What is the Five-Year Rule
The five-year rule for inherited Individual Retirement Accounts (IRA)s allows beneficiaries to make distributions within five years after the death of the original account holder. The rule applies if the death of the original owner was before age 70.5. However, by December 31st of the fifth year after the passing of the originator, beneficiaries must distribute all assets out of the account.
BREAKING DOWN Five-Year Rule
The five-year rule applies to one of several options that beneficiaries have when it comes to making distributions from an inherited IRA. Recipients are required to take annual allocations from the account to avoid penalty. The required minimum distribution (RMD) is a sliding scale, set on the age of the recipient.

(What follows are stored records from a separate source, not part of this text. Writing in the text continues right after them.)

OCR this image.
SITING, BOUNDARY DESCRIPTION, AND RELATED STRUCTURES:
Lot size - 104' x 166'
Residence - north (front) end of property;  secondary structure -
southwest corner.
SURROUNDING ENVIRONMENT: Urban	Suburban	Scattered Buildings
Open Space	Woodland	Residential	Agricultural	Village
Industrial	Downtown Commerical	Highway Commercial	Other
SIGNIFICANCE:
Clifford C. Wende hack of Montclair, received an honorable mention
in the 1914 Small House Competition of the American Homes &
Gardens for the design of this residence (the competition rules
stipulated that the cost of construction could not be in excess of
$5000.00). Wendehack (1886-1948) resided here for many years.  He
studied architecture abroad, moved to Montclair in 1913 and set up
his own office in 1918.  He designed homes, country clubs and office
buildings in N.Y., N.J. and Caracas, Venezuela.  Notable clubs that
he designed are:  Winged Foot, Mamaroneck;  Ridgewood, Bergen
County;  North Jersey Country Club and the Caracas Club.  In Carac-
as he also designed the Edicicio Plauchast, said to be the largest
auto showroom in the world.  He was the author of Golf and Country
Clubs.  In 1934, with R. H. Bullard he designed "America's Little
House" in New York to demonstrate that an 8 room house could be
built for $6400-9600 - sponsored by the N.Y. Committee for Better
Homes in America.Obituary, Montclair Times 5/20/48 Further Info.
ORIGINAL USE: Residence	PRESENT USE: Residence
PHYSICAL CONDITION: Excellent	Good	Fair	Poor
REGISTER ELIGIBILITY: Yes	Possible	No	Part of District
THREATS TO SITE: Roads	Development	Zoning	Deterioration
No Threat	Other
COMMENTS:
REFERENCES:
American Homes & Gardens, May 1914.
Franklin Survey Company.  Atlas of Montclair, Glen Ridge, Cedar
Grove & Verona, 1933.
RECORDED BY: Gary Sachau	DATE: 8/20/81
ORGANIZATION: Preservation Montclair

A SEP-IRA and a Simple IRA are classified as a traditional IRA when they are inherited. Roth IRAs will remain Roth IRAs. Taxes will be due for distributions from a traditional IRA, but untaxed for most distributions from a Roth IRA.
The five-year rule gives beneficiaries a window of opportunity when they may withdraw funds without tax. By the end of the five-year window, the recipient must move all funds from the inherited account. The inheritance of the fund must occur before the originator would have reached age 70.5. The seventy and one-half age is when a majority of people begin making required minimum distributions.
Five-Year Rule for Traditional IRAs
Under the 5-year rule, the beneficiary will not face the 10% withdrawal penalty on any distribution, even if made it before they are age 59.5. The age fifty-nine and one-half is typically the age at which an IRA account holder may make penalty-free distributions.
The new owner of the IRA may roll all funds over into another account under their name or cash it out. Within the 5-year window, recipients may continue to contribute to the inherited IRA account. When those five years are up, however, the beneficiary would have to withdrawal all assets.
Five-Year Rule for Roth IRAs
Roth IRAs have a series of rules that mandate a five-year waiting period. These rules deal with the withdrawal of earnings and contributions by the owner. A Roth IRA is also subject to a five-year inheritance rule, and the beneficiary must take annual RMD, or they will face a penalty.
If the beneficiary is taking distributions from an inherited Roth IRA, which has existed for longer than 5-years, all distributions will be tax-free. Further, the tax-free distribution may be made up of earnings or principal.
For beneficiaries of a fund that is less than 5-years old, withdrawals of earning are taxable, but the principal remains untaxed.
For example, let's say the original account holder died before reaching age 70.5, but it had been only three years since they made their first Roth IRA contribution. In this scenario, the beneficiary would need to wait two additional years before they could withdraw earnings on the Roth IRA investments without incurring taxes. This stipulation can raise some serious issues because, under the five-year rule, all assets must be removed from an inherited IRA within five years after the original account holder's death.
Beneficiaries must explore all the options they have when it comes to taking distributions from an inherited Roth IRA and choosing the one that best suits their situation.